Let’s hold all of our variables except temperature constant and see what happens. As with our coarseness experiment let’s consider the two ends of the extremes.
Temperature strongly influences solubility and rates of extraction. Yes, you can extract coffee with ice water. The three curves on our graph above get pulled to the right, so given enough time we can extract a decent cup of coffee. Cold brew coffee is made this way – ground beans are placed in cold water and allowed to “brew” in the fridge for up to a day.
The solubility of caffeine is moderately affected by temperature and the solubility of the organic acids is strongly affected by temperature. We would expect that a coffee brewed using this method would be lower in caffeine and much lower in bitterness than a coffee brewed using hot water.
Now, let’s extract our coffee using boiling water. The curves on our graph get scrunched up on the left-hand side. Everything gets extracted much quicker and the margin for error becomes much smaller if we try to limit bitter organic acid content.
Another complicating factor is that our volatile oils are just that – volatile. If we boil coffee, our flavour and aroma compounds get carried away in the steam. This can produce a coffee that is weak in taste, yet high in caffeine and organic acids.
Let us keep our coarseness, temperature and water-to-coffee ratio variables constant and only consider the time variable. If we consider the ideal cup of coffee is one that has maximum caffeine and maximum volatile oils while limiting the bitter organic acids, we would consider 4 on our arbitrary timescale to be just about perfect.

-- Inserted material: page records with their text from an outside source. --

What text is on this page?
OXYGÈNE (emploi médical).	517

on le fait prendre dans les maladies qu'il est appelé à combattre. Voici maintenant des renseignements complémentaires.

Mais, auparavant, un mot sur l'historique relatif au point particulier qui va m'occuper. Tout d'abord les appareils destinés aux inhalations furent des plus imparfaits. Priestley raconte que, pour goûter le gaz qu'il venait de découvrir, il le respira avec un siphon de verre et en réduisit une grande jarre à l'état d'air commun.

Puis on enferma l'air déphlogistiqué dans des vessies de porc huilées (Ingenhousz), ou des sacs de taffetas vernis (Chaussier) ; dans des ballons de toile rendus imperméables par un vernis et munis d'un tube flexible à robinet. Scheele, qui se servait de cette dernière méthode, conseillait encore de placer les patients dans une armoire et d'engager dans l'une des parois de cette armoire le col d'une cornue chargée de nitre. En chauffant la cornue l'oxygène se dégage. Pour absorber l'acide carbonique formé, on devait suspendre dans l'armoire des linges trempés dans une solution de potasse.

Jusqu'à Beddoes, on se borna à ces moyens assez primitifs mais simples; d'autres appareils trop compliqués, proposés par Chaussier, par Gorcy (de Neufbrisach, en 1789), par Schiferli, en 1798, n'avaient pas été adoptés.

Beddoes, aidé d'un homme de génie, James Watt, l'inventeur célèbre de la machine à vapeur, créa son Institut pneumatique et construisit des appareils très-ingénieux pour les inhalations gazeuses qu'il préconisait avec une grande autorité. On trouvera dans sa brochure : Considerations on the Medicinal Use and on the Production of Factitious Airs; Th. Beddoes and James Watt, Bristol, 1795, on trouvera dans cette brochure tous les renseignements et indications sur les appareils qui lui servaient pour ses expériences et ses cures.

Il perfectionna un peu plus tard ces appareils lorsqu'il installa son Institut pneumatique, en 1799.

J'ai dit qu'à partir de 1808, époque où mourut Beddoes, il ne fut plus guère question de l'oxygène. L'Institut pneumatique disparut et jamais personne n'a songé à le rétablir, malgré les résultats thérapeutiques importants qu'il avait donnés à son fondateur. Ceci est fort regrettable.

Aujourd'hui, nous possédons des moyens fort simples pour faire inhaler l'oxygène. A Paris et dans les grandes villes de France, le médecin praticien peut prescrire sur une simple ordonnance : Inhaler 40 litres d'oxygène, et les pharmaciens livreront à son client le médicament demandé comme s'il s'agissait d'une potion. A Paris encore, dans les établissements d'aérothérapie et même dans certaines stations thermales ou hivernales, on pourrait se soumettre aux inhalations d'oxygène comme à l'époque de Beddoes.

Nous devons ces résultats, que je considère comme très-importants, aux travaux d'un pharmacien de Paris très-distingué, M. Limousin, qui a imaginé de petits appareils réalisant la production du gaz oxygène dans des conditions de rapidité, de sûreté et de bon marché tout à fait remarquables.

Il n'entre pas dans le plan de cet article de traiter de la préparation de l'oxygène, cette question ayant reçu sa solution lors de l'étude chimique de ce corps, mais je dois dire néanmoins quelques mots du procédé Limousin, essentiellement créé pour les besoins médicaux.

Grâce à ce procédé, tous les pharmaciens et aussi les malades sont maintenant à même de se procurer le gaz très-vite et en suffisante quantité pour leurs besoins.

If we only extract to 2 on the timescale we will have a coffee high in caffeine but weak, or underdeveloped, in flavour, aroma and bitterness. If we extract for too long, say to 8 on our timescale, our coffee will contain high amounts of organic acids, which can make it unacceptably bitter.
This brings us to our coffee-to-water ratio – perhaps the most subjective of all our tests. Too little coffee and even with all our variables optimised the coffee will taste weak. Too much coffee and the resulting brew will be too strong and overpowering.
This ratio depends on choice of extraction method:
The generally accepted rule of thumb for the coffee-to-water ratio is approximately 10g of coffee to 200mL of hot water. One heaping tablespoon is about 15g, give or take a gram or two.
So there you have it. Optimise the coarseness of the grind, match this with the water temperature and the extraction time and make sure your coffee-to-water ratio is in the right ballpark. Or you can go down and visit your friendly local barista, have a chat, and let them do the thinking for you.